Of significant note is that the period when it first appeared corresponds closely with the 26th of January, which is Australia Day, our biggest national holiday. This was probably the main trigger. That suggests it might reappear next year, perhaps in greater numbers. I shall be hiding under my bed.

I doubt it would have gone quite so far so fast without Douglas' name on it. Apart from that initial mutation, the virus has remained remarkably stable and has not changed form since, to my knowledge. Some even retain the footnotes. The actual text on h2g2 has been revised twice since the first edit, so there are potentially four slight variants that could be circulating. I can recognize all of them, but I've only seen the 'original edited' version.

It still seems to be propagating, though much slower.

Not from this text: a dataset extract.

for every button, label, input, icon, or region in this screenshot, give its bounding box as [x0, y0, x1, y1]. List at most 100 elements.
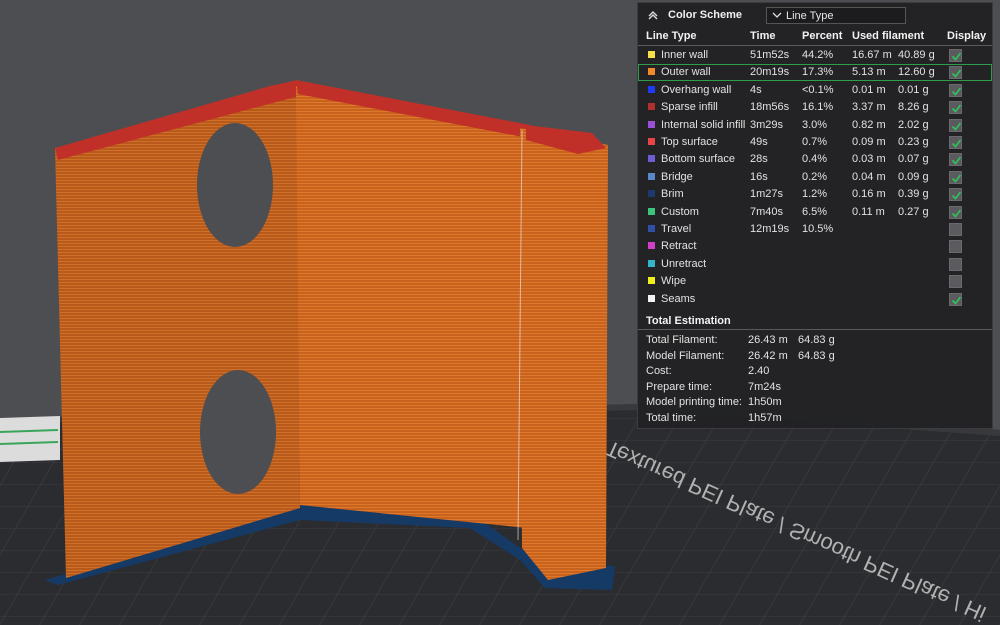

Friends have stopped getting it. (Or, at least, have stopped telling me about it.) Various forum messages indicate it has propagated nicely overseas, but it probably won't have the same kind of penetration it did here.

This has happened to me before, believe it or not. I once wrote a Linux/Microsoft rant called "The Two Towers" (obvious Tolkien references, for similar cultural-background reasons.) which CmdrTaco liked enough to turn into a www.slashdot.org feature, which the editor of a 'small Indian computer magazine' (it turned out to be ComputerWorld India) read, and emailed me to ask if he could reprint it. I said yes, and three months later a FedEx package arrived which contained a cloth-wrapped bundle which contained a copy of the Magazine in which my article appeared, shipped all the way from India via the USA. It had illustrations. I felt proud.

There's a lesson in this for all of us, but I'm buggered if I can work out what it is.